##Mapeamento do Google Drive

In [None]:
from google.colab import drive
drive.mount('/content/aqui')

Mounted at /content/aqui


##instalação de Pacotes

In [None]:
!pip install playwright --upgrade



In [None]:
!playwright install-deps

In [None]:
!playwright install

##Bibliotecas

In [None]:
import os
from bs4 import BeautifulSoup
from playwright.async_api import async_playwright, TimeoutError as PlaywrightTimeout
import time
import re

In [None]:
SEASONS = list(range(2018, 2025))
SEASONS

[2018, 2019, 2020, 2021, 2022, 2023, 2024]

In [None]:
DATA_DIR = '/content/aqui/MyDrive/WebMining_Scraping_DE05/AULA2'
CLASSIFICACAO_DIR = os.path.join(DATA_DIR, 'classificacao')
PONTUACAO_DIR = os.path.join(DATA_DIR, 'pontuacao')

In [None]:
!mkdir -p $CLASSIFICACAO_DIR
!mkdir -p $PONTUACAO_DIR

##ASYNC

In [None]:
#teste
async def soma(x,y):
  return (x + y)

In [None]:
soma(12, 15)

<coroutine object soma at 0x7ed39bc0d620>

##CAPTURA HTML

In [None]:
async def get_html(url, selector, sleep=5, retries=3):
  html = None
  for i in range(1, retries+1):
    # time.sleep(sleep * i)

    try:
      async with async_playwright() as p:
        browser = await p.firefox.launch() #chromium
        page = await browser.new_page()
        await page.goto(url)
        print(await page.title())
        html = await page.inner_html(selector)
    except PlaywrightTimeout:
      print(f'Timeout em {url}')
    else:
      break

  return html

In [None]:
season = 2024

url = f'https://www.basketball-reference.com/leagues/NBA_{season}_games.html'

In [None]:
url

'https://www.basketball-reference.com/leagues/NBA_2024_games.html'

In [None]:
html = await get_html(url, '#content .filter')

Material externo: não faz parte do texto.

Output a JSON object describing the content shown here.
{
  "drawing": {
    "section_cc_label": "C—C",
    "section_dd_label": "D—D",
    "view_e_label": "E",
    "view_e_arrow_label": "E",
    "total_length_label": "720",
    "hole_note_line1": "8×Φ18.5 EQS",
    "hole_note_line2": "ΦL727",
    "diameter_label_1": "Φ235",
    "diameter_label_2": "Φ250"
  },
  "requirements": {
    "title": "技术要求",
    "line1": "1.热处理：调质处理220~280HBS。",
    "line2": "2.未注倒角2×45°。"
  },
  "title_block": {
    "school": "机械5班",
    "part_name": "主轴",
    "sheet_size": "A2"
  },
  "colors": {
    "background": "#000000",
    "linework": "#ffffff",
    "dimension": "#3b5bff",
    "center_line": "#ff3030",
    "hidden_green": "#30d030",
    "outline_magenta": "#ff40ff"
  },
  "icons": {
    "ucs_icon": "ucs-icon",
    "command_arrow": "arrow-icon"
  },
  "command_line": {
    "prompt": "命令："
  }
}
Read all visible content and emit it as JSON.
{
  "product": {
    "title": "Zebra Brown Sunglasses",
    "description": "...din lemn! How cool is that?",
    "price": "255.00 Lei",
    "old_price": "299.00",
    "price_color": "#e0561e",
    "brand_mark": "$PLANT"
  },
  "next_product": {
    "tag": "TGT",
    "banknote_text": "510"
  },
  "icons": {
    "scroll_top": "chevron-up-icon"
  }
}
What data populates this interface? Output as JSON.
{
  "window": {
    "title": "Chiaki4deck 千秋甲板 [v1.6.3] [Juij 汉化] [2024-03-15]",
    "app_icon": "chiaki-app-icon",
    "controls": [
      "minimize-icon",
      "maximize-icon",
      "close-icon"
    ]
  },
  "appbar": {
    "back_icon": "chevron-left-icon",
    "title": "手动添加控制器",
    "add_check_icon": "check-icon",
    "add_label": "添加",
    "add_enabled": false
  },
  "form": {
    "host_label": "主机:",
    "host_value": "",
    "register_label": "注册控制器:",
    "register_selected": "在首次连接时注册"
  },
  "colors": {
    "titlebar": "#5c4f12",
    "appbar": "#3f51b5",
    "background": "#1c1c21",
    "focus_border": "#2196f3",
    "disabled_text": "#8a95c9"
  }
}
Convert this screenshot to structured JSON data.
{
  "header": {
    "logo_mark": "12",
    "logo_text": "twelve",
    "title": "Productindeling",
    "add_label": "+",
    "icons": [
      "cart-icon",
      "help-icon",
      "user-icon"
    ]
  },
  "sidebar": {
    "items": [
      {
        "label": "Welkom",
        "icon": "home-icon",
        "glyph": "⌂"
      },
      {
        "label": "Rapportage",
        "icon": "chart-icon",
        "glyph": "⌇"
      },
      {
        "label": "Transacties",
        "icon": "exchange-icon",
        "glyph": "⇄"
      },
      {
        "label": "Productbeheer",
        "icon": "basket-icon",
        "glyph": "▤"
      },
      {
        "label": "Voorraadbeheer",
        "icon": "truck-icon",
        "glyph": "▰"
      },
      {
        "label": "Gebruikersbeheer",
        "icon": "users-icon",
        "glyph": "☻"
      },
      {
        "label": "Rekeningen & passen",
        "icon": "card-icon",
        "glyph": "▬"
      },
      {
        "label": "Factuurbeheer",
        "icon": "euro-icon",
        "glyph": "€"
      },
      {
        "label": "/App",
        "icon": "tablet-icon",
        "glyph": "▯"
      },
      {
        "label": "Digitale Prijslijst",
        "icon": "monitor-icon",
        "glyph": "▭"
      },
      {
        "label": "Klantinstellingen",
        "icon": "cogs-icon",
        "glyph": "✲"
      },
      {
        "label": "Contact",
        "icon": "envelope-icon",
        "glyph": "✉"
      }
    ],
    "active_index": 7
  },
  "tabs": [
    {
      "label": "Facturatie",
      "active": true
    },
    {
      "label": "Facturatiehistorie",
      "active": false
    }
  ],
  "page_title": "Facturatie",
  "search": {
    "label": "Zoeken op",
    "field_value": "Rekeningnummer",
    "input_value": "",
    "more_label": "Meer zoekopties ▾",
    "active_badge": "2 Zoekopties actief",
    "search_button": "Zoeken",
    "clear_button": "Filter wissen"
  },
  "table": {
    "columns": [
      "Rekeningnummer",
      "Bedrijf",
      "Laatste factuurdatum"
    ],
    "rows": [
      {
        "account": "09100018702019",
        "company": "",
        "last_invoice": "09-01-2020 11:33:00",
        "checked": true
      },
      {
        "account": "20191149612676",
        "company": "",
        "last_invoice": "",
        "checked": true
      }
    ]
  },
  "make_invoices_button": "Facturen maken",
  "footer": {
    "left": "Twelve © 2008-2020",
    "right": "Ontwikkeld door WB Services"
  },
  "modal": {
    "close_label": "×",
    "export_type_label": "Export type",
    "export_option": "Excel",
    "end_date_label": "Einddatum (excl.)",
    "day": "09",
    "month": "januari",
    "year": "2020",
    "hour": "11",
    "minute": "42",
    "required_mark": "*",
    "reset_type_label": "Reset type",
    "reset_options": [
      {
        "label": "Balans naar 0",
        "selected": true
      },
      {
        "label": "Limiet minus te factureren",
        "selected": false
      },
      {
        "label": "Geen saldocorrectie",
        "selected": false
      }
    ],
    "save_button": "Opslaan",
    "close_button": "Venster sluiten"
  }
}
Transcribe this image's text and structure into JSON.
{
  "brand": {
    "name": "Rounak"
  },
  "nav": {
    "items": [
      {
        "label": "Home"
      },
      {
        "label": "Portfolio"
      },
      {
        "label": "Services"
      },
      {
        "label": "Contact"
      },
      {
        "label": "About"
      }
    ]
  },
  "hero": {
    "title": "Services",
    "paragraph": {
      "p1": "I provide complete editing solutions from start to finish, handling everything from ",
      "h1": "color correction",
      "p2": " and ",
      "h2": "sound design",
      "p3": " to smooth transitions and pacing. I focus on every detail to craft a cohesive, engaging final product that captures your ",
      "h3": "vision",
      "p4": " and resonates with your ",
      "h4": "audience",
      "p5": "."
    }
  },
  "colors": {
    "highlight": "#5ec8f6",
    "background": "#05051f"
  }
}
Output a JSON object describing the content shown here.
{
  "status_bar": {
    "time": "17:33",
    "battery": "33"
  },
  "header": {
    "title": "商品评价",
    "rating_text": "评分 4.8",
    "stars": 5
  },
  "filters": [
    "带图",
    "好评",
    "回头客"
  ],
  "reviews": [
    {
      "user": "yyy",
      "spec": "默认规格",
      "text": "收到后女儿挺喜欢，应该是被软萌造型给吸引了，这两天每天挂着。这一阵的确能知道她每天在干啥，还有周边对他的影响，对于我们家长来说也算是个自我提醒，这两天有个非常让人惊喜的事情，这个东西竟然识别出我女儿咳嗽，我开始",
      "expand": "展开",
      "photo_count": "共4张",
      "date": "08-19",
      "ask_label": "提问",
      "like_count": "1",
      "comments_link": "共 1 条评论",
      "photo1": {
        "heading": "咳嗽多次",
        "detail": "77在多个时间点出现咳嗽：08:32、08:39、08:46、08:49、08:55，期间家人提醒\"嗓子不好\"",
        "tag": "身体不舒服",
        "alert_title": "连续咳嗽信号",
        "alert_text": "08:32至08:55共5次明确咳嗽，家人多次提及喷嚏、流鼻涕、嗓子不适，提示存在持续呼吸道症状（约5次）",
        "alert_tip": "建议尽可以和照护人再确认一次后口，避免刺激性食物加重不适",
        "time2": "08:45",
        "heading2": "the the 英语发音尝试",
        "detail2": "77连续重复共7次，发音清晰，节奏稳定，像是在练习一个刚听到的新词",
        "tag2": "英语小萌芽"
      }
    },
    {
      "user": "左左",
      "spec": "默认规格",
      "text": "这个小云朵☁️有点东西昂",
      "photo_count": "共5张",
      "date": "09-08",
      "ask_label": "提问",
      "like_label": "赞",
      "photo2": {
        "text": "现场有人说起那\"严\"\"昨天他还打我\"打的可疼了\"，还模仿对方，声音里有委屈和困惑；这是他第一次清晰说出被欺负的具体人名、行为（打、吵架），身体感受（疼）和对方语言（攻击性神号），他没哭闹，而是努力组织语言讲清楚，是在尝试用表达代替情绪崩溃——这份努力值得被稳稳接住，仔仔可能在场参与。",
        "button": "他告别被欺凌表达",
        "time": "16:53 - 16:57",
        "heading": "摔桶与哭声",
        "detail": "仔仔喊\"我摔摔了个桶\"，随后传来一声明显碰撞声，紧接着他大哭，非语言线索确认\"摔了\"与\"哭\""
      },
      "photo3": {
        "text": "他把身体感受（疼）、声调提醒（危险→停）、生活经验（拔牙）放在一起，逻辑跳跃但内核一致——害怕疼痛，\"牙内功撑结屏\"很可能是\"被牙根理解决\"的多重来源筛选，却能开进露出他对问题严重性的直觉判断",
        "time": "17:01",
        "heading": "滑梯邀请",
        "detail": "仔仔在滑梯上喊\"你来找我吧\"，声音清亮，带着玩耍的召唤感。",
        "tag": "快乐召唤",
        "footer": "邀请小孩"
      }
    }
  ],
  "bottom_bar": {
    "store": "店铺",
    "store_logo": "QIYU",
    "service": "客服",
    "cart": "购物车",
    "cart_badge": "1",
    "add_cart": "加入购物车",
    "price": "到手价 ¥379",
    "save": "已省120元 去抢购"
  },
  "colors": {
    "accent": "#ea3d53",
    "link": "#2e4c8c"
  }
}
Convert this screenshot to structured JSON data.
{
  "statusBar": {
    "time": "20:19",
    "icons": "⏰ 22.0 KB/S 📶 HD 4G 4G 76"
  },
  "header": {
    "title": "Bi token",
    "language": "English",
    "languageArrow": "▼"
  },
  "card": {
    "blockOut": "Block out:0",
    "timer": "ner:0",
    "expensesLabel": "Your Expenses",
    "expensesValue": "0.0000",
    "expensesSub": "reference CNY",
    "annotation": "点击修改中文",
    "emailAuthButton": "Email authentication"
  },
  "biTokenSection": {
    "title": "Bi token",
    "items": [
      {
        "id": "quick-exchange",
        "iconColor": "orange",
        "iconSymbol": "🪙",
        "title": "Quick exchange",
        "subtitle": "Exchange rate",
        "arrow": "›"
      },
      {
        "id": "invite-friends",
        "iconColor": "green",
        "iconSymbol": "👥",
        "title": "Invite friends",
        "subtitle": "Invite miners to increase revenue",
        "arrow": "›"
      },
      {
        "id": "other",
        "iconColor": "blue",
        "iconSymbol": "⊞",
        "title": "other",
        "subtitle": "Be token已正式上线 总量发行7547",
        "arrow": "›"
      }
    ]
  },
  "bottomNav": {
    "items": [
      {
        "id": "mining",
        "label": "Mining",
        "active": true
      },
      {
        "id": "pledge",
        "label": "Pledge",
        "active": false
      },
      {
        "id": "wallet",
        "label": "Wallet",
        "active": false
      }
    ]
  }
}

2023-24 NBA Schedule | Basketball-Reference.com


In [None]:
html

'\n\n<div class="">\n\t<a href="/leagues/NBA_2024_games-october.html">October</a>\n</div><div class="">\n\t<a href="/leagues/NBA_2024_games-november.html">November</a>\n</div><div class="">\n\t<a href="/leagues/NBA_2024_games-december.html">December</a>\n</div><div class="">\n\t<a href="/leagues/NBA_2024_games-january.html">January</a>\n</div><div class="">\n\t<a href="/leagues/NBA_2024_games-february.html">February</a>\n</div><div class="">\n\t<a href="/leagues/NBA_2024_games-march.html">March</a>\n</div><div class="">\n\t<a href="/leagues/NBA_2024_games-april.html">April</a>\n</div><div class="">\n\t<a href="/leagues/NBA_2024_games-may.html">May</a>\n</div><div class="">\n\t<a href="/leagues/NBA_2024_games-june.html">June</a>\n</div>'

##CAPTURA TEMPORADAS

In [None]:
async def scrape_season(season):
  url = f'https://www.basketball-reference.com/leagues/NBA_{season}_games.html'
  html = await get_html(url, '#content .filter')

  soup = BeautifulSoup(html)
  links = soup.find_all('a')
  href = [l['href'] for l in links]
  standings_pages = [f'https://www.basketball-reference.com{l}' for l in href]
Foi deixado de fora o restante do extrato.